Project Drawdown
- Founded: 2014
- Founder: Paul Hawken, Amanda Joy Ravenhill
- Type: 501(c)(3) nonprofit
- Location: St. Paul, Minnesota;
- Executive director: Jonathan Foley
- Website: drawdown.org

= Project Drawdown =

Project Drawdown is a 501(c)(3) organization registered in Minnesota, that focuses on publish research and reports for the most "actionable" ways to reduce greenhouse gas emissions. Their organization is named after the concept of "drawdown" or the point in the process of climate change mitigation where there is a decline of atmospheric carbon through carbon sinks. The organization was founded to facilitate research and has grown beyond the original the success of the 2017 book Drawdown The organization is a 4 star charity on Charity Navigator.
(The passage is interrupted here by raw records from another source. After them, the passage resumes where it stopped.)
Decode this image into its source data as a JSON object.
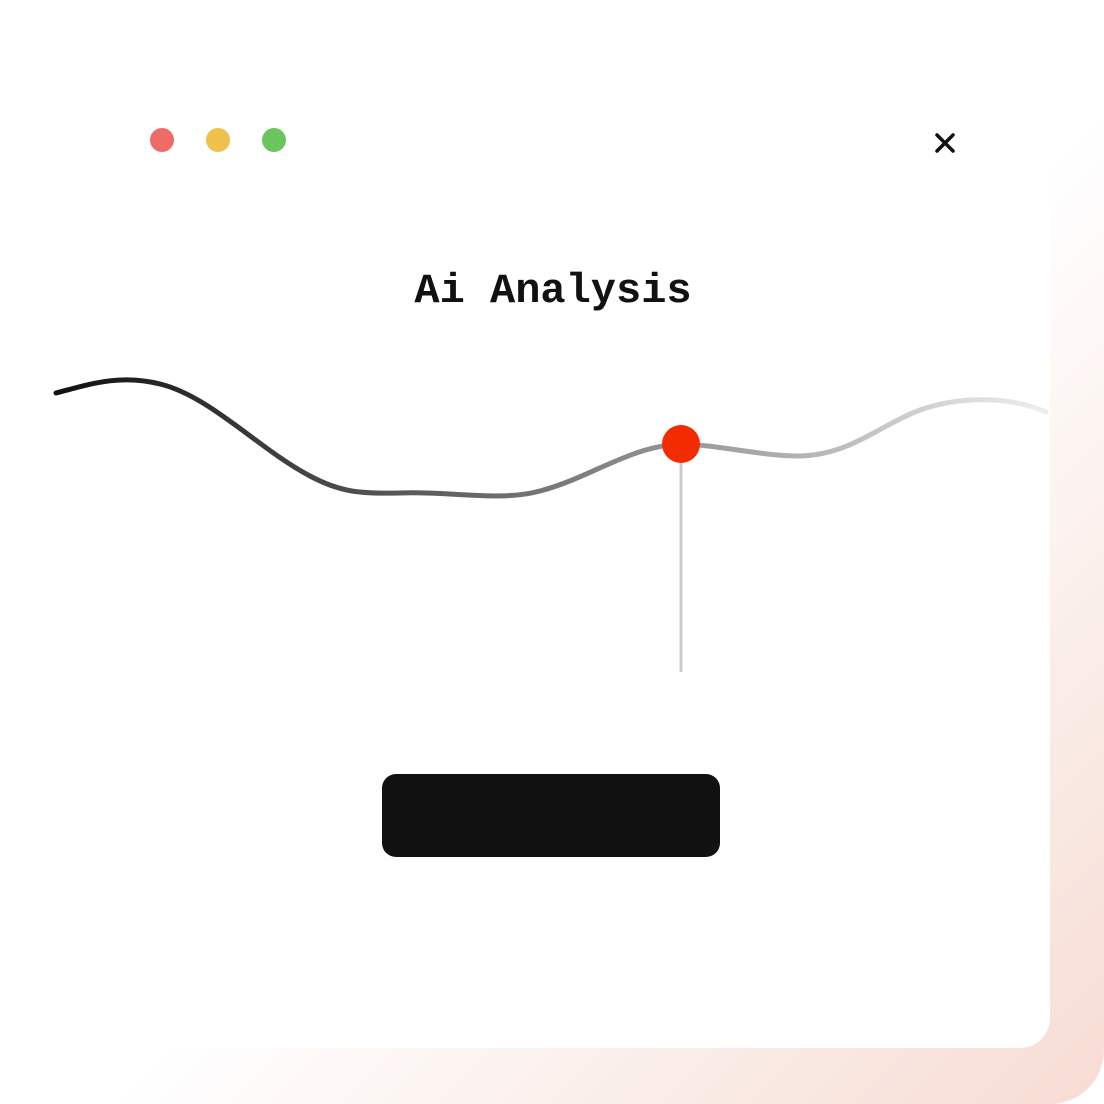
{
  "window": {
    "title": "Ai Analysis"
  }
}
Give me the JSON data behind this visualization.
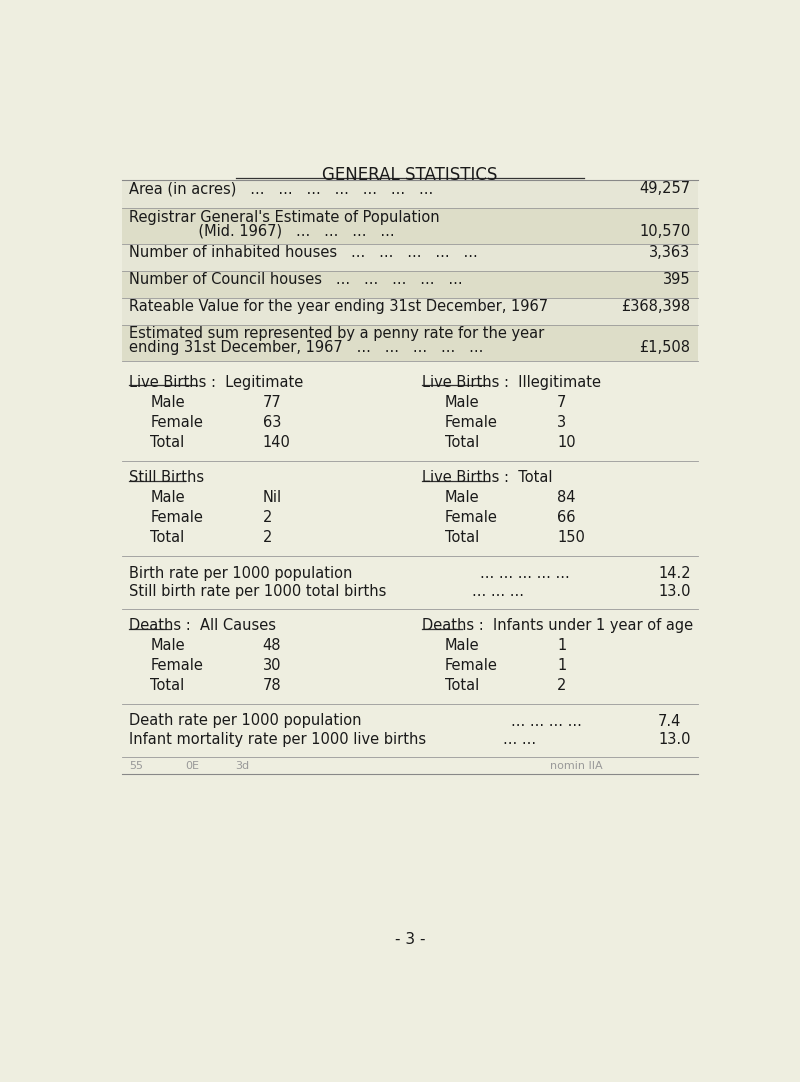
{
  "title": "GENERAL STATISTICS",
  "bg_color": "#eeeee0",
  "row_light": "#e8e8d8",
  "row_dark": "#d8d8c8",
  "text_color": "#1a1a1a",
  "font_family": "Courier New",
  "general_stats": [
    {
      "label": "Area (in acres)  ...  ...  ...  ...  ...  ...  ...",
      "value": "49,257"
    },
    {
      "label": "Registrar General's Estimate of Population\n               (Mid. 1967)   ...  ...  ...  ...",
      "value": "10,570"
    },
    {
      "label": "Number of inhabited houses    ...  ...  ...  ...  ...",
      "value": "3,363"
    },
    {
      "label": "Number of Council houses    ...  ...  ...  ...  ...",
      "value": "395"
    },
    {
      "label": "Rateable Value for the year ending 31st December, 1967",
      "value": "£368,398"
    },
    {
      "label": "Estimated sum represented by a penny rate for the year\nending 31st December, 1967   ...   ...   ...   ...   ...",
      "value": "£1,508"
    }
  ],
  "live_births_legit_header": "Live Births :  Legitimate",
  "live_births_legit_rows": [
    [
      "Male",
      "77"
    ],
    [
      "Female",
      "63"
    ],
    [
      "Total",
      "140"
    ]
  ],
  "live_births_illegit_header": "Live Births :  Illegitimate",
  "live_births_illegit_rows": [
    [
      "Male",
      "7"
    ],
    [
      "Female",
      "3"
    ],
    [
      "Total",
      "10"
    ]
  ],
  "still_births_header": "Still Births",
  "still_births_rows": [
    [
      "Male",
      "Nil"
    ],
    [
      "Female",
      "2"
    ],
    [
      "Total",
      "2"
    ]
  ],
  "live_births_total_header": "Live Births :  Total",
  "live_births_total_rows": [
    [
      "Male",
      "84"
    ],
    [
      "Female",
      "66"
    ],
    [
      "Total",
      "150"
    ]
  ],
  "rates1": [
    [
      "Birth rate per 1000 population",
      "... ... ... ... ...",
      "14.2"
    ],
    [
      "Still birth rate per 1000 total births",
      "... ... ...",
      "13.0"
    ]
  ],
  "deaths_all_header": "Deaths :  All Causes",
  "deaths_all_rows": [
    [
      "Male",
      "48"
    ],
    [
      "Female",
      "30"
    ],
    [
      "Total",
      "78"
    ]
  ],
  "deaths_infants_header": "Deaths :  Infants under 1 year of age",
  "deaths_infants_rows": [
    [
      "Male",
      "1"
    ],
    [
      "Female",
      "1"
    ],
    [
      "Total",
      "2"
    ]
  ],
  "rates2": [
    [
      "Death rate per 1000 population",
      "... ... ... ...",
      "7.4"
    ],
    [
      "Infant mortality rate per 1000 live births",
      "... ...",
      "13.0"
    ]
  ],
  "footer_cols": [
    "55",
    "0E",
    "3d",
    "nomin IIA"
  ],
  "page_number": "- 3 -"
}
The organization is known for publishing research based guides such as the "Solutions Library", Drawdown Explorer and Shift that document actions individuals and policy makers could take in order to advance climate change mitigation. Based on the 2017 book they also publish annual "updates" or "reviews" of the recommendations made in the book.

== History ==
The organization was found by Paul Hawken and activist Amanda Joy Ravenhill in 2014. The organization's first major publication was a book called "Drawdown" published in 2017. Following the book, the project has continued to focus on "advancing science-based climate solutions and strategies around the world."
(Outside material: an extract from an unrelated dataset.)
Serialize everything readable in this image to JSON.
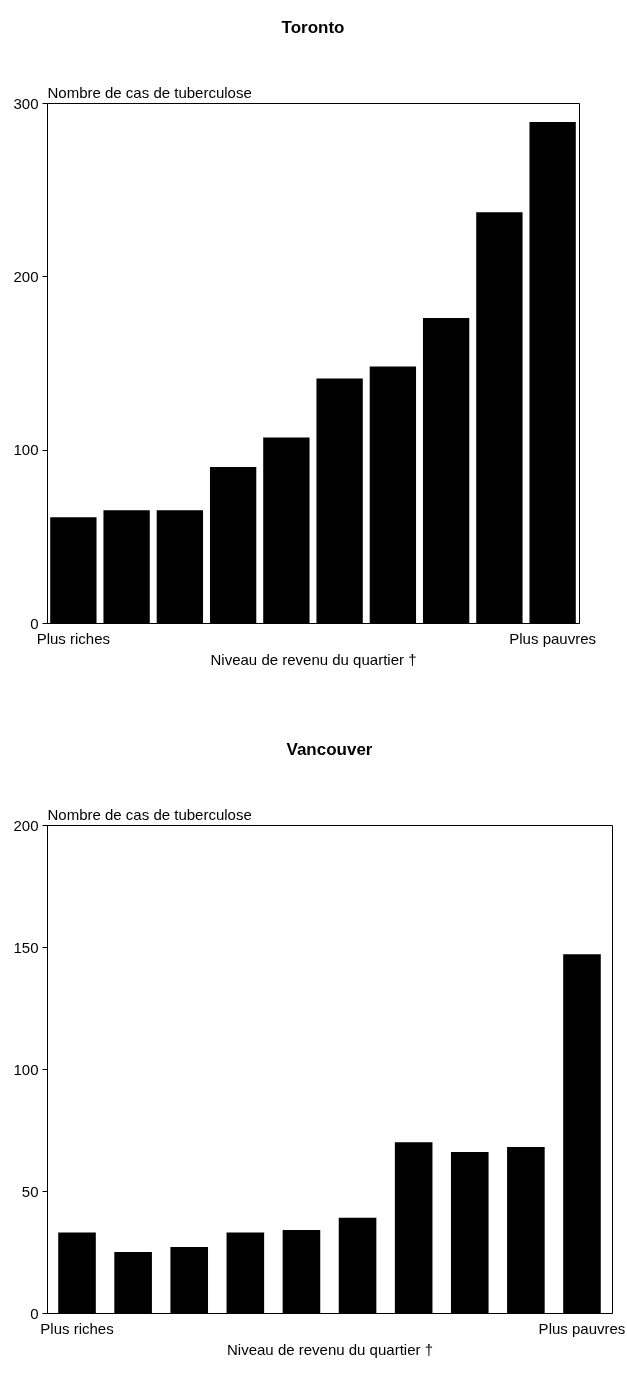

As the organization grew, several important contributors to the project have become import climate communicators, include CEO and scientist Jonathan Foley who also has given Ted talks as part of his organizational leadership; and Katharine Wilkinson a senior writer of Drawdown (2017), and editor-in-chief of The Drawdown Review (2020).

== Research approach ==
The organization's main activity is research about the most promising technologies and solutions for climate change; and ranks them on dimensions of scale and feasibility, with literature review based scholarly reports. In the annual reviews, they put forward multiple scenarios for implementing the global targets, such as the 1.5 degree target set by the Paris Agreement. The focus of the research process is on the "Climate solutions that are already here", instead of speculative technologies that have yet to reach scalability.

Their communication and research strategy focuses heavily on solutions like afforestation and stopping deforestation and food waste, as well as deploying well proven technologies like closing emission producing factories and implementing solar. In 2019, their list included 80 solutions with proven implementation practices, and 20 that hadn't been scaled yet.